The overflow audience of students and faculty answered the question with a resounding “no.” Only 25 percent indicated they read physical copies of journals. Sixty percent get information from online journals, while nearly 100 percent find the latest on medical research and practice through Google and Wikipedia.

The future of medical information lies in new media, McClellan said.

The term “new media” covers an array of digital communication technologies. These include instant messaging, RSS feeds, podcasts, blogs, wikis (Web sites that let people contribute to content), and blikis (wikis of blogs).

People often see bloggers as cranks with a computer and a cause, but McClellan presented several medical blogs that translate complex research data into concrete, easy-to-understand practice guidelines. These blogs take information from subscription-only journals and pare it down to “start — consider — stop” steps.

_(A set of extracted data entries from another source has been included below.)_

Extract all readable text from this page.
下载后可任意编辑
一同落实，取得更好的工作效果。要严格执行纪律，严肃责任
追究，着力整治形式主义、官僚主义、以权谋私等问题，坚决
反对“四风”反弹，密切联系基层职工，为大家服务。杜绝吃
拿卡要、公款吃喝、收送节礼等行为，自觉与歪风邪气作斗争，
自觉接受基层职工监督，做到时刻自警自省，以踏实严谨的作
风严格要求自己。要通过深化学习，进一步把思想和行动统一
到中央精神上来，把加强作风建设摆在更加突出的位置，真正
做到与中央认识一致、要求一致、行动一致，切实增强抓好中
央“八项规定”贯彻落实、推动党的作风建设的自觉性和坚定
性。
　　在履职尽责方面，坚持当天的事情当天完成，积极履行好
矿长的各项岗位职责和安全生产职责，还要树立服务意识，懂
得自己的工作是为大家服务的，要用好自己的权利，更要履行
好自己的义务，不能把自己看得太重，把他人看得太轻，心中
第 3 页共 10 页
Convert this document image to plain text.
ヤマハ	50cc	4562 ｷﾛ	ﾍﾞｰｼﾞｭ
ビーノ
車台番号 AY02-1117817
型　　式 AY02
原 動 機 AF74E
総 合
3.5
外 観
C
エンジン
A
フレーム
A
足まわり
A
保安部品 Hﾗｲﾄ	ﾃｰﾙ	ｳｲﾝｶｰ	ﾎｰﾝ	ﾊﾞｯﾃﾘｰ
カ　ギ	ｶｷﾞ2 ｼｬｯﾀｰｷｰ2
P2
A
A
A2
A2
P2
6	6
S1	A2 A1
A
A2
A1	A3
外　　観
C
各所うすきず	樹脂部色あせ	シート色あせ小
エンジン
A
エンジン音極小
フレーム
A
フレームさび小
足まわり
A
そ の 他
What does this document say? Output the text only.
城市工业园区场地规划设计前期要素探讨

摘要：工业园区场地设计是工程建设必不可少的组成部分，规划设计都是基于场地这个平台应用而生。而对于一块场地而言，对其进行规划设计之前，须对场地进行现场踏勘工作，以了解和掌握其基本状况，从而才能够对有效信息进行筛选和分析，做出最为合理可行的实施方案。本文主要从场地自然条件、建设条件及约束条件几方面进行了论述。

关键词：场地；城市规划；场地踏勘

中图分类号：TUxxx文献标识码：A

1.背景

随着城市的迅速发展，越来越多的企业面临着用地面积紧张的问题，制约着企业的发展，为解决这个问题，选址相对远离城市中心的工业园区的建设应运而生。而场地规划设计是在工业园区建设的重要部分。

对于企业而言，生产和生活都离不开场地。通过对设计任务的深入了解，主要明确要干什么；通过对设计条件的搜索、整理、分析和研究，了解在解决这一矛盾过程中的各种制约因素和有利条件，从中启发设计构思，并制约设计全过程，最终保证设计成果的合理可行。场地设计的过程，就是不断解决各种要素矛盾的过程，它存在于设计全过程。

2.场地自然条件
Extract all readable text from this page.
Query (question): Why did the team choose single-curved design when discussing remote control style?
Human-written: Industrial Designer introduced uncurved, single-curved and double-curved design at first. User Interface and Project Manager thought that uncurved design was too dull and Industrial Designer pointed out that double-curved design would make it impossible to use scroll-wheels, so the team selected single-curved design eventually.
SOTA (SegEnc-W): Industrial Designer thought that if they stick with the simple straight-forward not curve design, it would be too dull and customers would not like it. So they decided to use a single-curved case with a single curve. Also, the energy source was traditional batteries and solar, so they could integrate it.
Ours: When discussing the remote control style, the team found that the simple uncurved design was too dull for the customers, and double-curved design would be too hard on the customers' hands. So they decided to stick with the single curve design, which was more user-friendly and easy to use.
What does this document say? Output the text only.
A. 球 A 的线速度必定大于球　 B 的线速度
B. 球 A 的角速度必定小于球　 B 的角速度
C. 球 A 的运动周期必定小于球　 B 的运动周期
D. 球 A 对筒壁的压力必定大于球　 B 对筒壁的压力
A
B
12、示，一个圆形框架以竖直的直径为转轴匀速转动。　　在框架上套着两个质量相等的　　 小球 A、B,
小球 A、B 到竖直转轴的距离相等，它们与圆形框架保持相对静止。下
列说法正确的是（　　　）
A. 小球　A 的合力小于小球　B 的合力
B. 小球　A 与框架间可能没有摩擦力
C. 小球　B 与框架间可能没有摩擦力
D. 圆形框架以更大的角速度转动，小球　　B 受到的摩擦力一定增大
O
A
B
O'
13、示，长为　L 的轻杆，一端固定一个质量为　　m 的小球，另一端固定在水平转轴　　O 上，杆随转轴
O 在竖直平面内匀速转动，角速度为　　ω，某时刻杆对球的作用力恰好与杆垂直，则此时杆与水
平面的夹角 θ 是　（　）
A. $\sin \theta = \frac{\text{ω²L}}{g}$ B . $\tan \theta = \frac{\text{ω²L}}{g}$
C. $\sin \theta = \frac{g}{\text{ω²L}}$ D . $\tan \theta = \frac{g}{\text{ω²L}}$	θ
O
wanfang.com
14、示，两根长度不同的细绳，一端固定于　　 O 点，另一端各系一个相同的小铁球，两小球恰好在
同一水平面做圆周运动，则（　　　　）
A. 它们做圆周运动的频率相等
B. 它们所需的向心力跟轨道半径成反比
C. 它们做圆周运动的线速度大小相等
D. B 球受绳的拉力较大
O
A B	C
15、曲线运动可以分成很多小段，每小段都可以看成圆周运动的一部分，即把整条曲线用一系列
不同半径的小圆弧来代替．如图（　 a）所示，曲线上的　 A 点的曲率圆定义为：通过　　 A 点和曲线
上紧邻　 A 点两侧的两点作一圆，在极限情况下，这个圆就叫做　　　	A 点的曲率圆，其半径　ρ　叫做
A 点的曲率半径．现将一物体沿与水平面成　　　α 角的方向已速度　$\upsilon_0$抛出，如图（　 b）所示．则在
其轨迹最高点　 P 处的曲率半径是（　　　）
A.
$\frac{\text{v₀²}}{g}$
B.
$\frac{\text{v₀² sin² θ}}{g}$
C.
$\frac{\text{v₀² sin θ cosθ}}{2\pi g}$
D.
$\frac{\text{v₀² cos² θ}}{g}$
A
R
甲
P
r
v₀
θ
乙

Public health officials are using wikis such as “Flu Wiki” to track outbreaks of infectious disease, McClellan said. And a study in the British Medical Journal found that the Web is becoming an important clinical tool for doctors. According to the study, Googling for a diagnosis revealed the correct diagnosis in 58 percent of cases.

“YouTube and Second Life can be great tools for teaching and learning,” McClellan said, referring to the video-sharing Web site and the online 3-D world where users create alternate virtual lives. “And guess what? The Centers for Disease Control is on YouTube.”

What will happen to the rigor of peer review if medical journals merge into the fast lane of new media?

“Only time will tell,” McClellan said. “But we have to adapt or die.”

“People don't use journals as they did in the past,” agreed VUSM Dean Steven Gabbe, M.D., during a question and answer session.

Gabbe is associate editor of the American Journal of Obstetrics & Gynecology, which offers a free, abridged version in the traditional paper format. “They don't have time to read. They want just the facts served up in short portions.”